Au Burundi, l’enquête se poursuit après l’assassinat dimanche 7 septembre de trois religieuses italiennes près de Bujumbura, trois femmes égorgées et décapitées. Mardi, la police a annoncé avoir arrêté un suspect. Et ce mercredi, une messe était organisée au sanctuaire du mont Sion.

Plusieurs milliers de personnes ont assisté à la messe d’adieu aux trois religieuses. Dans l’église, beaucoup de douleur et une émotion contenues. On a vu des femmes qui sanglotaient discrètement, d’autres le regard perdu au loin étaient secouées de temps en temps par un hoquet.

Dans la salle également, beaucoup de simples gens venus souvent de loin comme Alice, une jeune Congolaise arrivée mardi de Bukavu, ou cette autre vieille maman en provenance de Bubanza, dans le nord-ouest du Burundi. Elle ne connaissait pas les trois religieuses, mais elle est venue après avoir entendu la nouvelle à la radio : « Ce sont des sœurs en Christ, je suis venue les accompagner », a-t-elle déclaré.

Inhumation à Bukavu en RDC

C’est l’archevêque de Bujumbura, monseigneur Évariste Ngoyagoye, entouré de plusieurs évêques burundais qui a célébré cette messe.
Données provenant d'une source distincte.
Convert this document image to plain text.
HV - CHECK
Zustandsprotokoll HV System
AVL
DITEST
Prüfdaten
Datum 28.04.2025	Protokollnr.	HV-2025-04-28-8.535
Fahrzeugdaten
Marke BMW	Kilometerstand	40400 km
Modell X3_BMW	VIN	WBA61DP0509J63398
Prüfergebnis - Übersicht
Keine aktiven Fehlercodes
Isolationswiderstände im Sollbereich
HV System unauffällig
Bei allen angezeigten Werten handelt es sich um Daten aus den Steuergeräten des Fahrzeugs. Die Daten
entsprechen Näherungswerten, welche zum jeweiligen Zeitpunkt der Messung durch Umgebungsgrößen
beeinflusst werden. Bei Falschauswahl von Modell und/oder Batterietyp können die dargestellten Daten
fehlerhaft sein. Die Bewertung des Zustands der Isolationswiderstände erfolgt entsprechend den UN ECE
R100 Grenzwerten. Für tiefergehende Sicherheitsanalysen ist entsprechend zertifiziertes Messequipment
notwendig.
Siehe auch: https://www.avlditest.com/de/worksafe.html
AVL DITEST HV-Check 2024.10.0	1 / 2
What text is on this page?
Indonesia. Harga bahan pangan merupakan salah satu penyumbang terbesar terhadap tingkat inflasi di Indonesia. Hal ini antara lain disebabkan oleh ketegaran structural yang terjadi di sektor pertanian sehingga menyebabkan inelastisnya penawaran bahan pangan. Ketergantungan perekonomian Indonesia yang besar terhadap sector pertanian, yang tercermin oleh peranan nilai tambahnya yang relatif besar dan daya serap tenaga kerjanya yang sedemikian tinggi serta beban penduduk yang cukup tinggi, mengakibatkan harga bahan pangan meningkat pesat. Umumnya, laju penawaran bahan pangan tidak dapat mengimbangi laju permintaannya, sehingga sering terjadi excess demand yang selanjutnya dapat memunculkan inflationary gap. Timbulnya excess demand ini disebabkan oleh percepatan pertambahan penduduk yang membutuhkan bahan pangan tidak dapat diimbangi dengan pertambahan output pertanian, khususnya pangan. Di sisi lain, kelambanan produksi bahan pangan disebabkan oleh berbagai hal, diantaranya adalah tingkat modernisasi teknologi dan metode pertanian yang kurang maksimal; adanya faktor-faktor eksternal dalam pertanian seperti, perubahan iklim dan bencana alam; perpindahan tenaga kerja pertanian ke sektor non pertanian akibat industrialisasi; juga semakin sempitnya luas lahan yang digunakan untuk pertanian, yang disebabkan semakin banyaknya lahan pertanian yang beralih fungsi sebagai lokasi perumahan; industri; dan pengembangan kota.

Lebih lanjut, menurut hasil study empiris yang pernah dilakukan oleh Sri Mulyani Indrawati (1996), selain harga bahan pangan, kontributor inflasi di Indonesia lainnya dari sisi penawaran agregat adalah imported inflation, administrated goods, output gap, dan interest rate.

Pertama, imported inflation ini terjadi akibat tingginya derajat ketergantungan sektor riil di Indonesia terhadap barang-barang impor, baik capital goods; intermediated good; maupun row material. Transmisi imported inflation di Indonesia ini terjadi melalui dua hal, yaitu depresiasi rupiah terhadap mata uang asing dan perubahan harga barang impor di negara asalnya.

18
Une cérémonie à laquelle le Premier vice-président burundais, le président de l’Assemblée nationale et le président du Sénat ont participé.

Monseigneur Ngoyagoye a eu des mots très forts : « Ce que l’assassin présumé a fait dépasse l’entendement, mais on ne demande pas sa mort, on demande qu’il change, qu’il devienne un autre homme ».

La cérémonie a duré trois heures, puis les cercueils d’un blanc immaculé ont été placés dans un camion en direction de Bukavu, à l’est de la RDC, où les trois religieuses seront inhumées jeudi.

L’assassin présumé arrêté la veille

Mardi, un homme a été arrêté dans le quartier de Kamenge, où ont eu lieu les crimes et l’image du suspect qui est en train de se dessiner risque de compliquer encore un peu plus l’enquête. Cet homme de 33 ans est considéré dans son quartier comme un fou, avec tout ce que ce terme peut contenir de péjoratif dans le pays. Il est décrit comme un malade mental qui passe le plus clair de son temps dans la rue, qui n’hésite pas à se barbouiller de boue, à se promener parfois tout nu. Tous les témoignages parlent d’un « fou » plutôt calme et non violent.

Beaucoup estiment qu’il est loin de correspondre à un assassin froid et méthodique décrit par la police du Burundi et qui aurait planifié le triple assassinat des religieuses d’origine italienne. La police du Burundi qui semble sûre de son coup a donc intérêt à réunir des preuves solides contre lui, car si son état mental venait à être confirmé par des experts, ces aveux ne pourraient plus être utilisés contre lui.